C’è poi la ricchezza degli industriali alla Krupp, una dinastia, e quella degli americani che da umili origini diventano miliardari. Come Andrew Carnegie, campione dell’American Dream, figlio di un piccolo tessitore scozzese emigrato negli Stati Uniti, che diventato “l’uomo più ricco del mondo” continua a emozionarsi al ricordo del primo dividendo da 10 dollari guadagnato con 10 azioni della Adam Express.

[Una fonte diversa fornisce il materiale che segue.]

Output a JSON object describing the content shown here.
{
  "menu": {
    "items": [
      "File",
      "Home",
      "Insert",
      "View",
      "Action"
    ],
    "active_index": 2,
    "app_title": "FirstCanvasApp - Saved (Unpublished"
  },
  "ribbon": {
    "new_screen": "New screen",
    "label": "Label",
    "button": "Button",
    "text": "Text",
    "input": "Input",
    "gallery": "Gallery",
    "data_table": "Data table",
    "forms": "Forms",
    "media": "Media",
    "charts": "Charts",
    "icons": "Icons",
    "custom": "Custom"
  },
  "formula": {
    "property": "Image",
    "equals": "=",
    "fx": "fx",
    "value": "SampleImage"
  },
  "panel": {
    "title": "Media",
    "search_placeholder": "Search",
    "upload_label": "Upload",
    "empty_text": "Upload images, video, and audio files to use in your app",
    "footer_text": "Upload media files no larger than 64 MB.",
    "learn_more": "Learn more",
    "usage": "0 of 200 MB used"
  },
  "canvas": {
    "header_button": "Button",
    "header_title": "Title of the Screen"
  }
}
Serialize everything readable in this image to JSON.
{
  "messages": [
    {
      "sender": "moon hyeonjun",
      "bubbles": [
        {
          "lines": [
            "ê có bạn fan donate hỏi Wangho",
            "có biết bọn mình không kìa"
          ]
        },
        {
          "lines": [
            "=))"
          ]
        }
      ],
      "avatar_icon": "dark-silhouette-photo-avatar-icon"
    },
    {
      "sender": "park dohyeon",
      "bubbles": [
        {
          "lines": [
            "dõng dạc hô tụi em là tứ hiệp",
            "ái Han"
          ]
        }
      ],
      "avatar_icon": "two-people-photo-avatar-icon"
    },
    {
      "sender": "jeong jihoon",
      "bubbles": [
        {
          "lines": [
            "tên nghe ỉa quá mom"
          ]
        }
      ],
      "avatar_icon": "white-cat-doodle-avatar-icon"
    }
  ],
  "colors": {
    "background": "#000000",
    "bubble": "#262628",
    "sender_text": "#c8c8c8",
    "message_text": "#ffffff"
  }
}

Accumulando dollari o rubli, petrodollari o marchi, ci affacciamo alle schiatte moderne di dittatori africani alla Mobutu, Congo, descritto da un ministro francese come “un caveau ambulante col berretto da leopardo”. Poi gli “sceicchi” di Dubai, Abu Dhabi e Qatar, costruttori di città verdi nel deserto, e la prima generazione di oligarchi russi alla Khodorovskij e Abramovic, beneficiati da Eltsin e spazzati via da Putin, quindi i nuovi miliardari cinesi, i lupi di Wall Street dalle stelle alle stalle ma sempre in sella, e i Geeks, i ragazzi d’oro della Silicon Valley, maghi informatici da Zuckerberg a Sergei Brin, da Steve Jobs a Larry Page. Il loro potere non è solo economico. Lo dimostra il braccio di ferro tra l’AD di Apple, Tim Cook, e l’FBI. «La vittoria dei super-ricchi nel Ventunesimo secolo – conclude Kampfner – è il prodotto di duemila anni di storia».